Let me start by saying that I know what a snubber is and how to implement one. I learnt how to use them when developing power electronics. Needed to reduce EMI in switchers, but they are even more needed in order to not have exploding power FET's. Also often a trade-of between clean and efficient.

Example

So while being aware of the usefulness of snubbing, I was thinking about a filtering schematic that is used often in one way or another:

power supply -> Pi filter -> buck converter for point of load supply.

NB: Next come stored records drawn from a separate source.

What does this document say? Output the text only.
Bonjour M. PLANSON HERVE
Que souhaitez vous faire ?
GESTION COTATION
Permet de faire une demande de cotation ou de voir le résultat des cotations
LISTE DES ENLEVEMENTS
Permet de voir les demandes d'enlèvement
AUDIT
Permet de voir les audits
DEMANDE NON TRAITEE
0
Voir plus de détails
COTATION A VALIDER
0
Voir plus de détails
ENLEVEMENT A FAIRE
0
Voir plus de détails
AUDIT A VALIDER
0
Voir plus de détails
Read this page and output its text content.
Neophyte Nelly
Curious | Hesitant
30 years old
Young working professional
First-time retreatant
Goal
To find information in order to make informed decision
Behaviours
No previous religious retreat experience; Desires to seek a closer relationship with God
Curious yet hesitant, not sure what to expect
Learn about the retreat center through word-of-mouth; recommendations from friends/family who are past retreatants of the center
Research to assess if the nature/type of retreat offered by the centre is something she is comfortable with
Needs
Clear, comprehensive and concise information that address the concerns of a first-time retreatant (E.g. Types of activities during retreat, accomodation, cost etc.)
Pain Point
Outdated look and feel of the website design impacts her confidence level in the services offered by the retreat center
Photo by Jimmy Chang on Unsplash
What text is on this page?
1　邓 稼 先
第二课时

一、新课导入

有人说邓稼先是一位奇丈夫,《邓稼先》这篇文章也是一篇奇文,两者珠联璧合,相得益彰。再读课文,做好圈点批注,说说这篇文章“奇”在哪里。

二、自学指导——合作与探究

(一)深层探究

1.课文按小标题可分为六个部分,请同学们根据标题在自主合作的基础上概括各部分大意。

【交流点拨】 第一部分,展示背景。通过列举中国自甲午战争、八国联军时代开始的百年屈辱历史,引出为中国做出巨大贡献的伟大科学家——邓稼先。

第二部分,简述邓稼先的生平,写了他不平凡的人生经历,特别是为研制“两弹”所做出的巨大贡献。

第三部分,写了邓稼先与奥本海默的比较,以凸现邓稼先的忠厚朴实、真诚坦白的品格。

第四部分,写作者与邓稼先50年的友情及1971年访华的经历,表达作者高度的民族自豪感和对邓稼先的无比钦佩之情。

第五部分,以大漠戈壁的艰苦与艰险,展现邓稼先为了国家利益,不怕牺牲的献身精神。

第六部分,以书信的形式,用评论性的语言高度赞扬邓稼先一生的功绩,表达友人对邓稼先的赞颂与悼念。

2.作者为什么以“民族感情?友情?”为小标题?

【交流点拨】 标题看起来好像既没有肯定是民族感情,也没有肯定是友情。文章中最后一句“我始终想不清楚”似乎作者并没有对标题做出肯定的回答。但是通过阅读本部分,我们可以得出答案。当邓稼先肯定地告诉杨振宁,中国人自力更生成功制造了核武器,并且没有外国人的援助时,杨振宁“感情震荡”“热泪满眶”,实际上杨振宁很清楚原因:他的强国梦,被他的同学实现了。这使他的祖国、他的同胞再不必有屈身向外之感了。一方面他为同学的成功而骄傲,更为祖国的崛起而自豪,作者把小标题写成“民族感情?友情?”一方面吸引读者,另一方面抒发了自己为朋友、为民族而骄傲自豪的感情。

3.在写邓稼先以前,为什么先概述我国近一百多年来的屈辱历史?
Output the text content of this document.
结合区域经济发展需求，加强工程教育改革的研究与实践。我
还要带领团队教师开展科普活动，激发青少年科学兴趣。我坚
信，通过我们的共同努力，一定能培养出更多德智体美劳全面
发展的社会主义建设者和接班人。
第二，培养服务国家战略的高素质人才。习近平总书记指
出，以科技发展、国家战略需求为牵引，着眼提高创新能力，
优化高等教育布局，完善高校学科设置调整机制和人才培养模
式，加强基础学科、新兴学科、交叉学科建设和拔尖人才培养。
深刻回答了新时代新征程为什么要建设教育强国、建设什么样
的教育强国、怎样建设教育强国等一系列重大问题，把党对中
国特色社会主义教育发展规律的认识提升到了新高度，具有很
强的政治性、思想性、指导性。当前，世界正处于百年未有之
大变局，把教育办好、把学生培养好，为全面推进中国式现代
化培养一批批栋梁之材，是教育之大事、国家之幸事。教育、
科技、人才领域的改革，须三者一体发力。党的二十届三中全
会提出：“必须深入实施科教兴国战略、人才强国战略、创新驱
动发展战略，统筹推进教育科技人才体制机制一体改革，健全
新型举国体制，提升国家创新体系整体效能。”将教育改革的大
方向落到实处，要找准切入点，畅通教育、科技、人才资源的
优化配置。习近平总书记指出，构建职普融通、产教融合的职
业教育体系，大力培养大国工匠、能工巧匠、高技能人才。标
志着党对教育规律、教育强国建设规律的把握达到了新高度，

In the schematic below it's represented with a ferrite bead equivalent on the left hand side and input cap of buck on the right hand side, with an equivalent load of the buck of 1.5W on 12V supply rail. There's the 1nH inductor in between to represent a PCB track.
Just look at the terrible 20dB peak, smack in the middle of the audio band. I wouldn't like anything like that feeding audio circuitry.
without snubbing

Add 2 snubbers and look how clean it can be:
with snubbing

Question

Other than accross switching elements with parasitic capacitance (mostly FET's and diodes), I don't ever see mentioning of snubbers. Why is that? Am I overcomplicating things, being paranoid, or do I have a blind spot somewhere that would render the snubbers in above example useless?

Best Answer

They're referred to as damping components in this context, not snubbers. I assume because in power switching you're dealing with inductive kick from interrupting current, whereas in signal applications you're dealing with resonant peaking.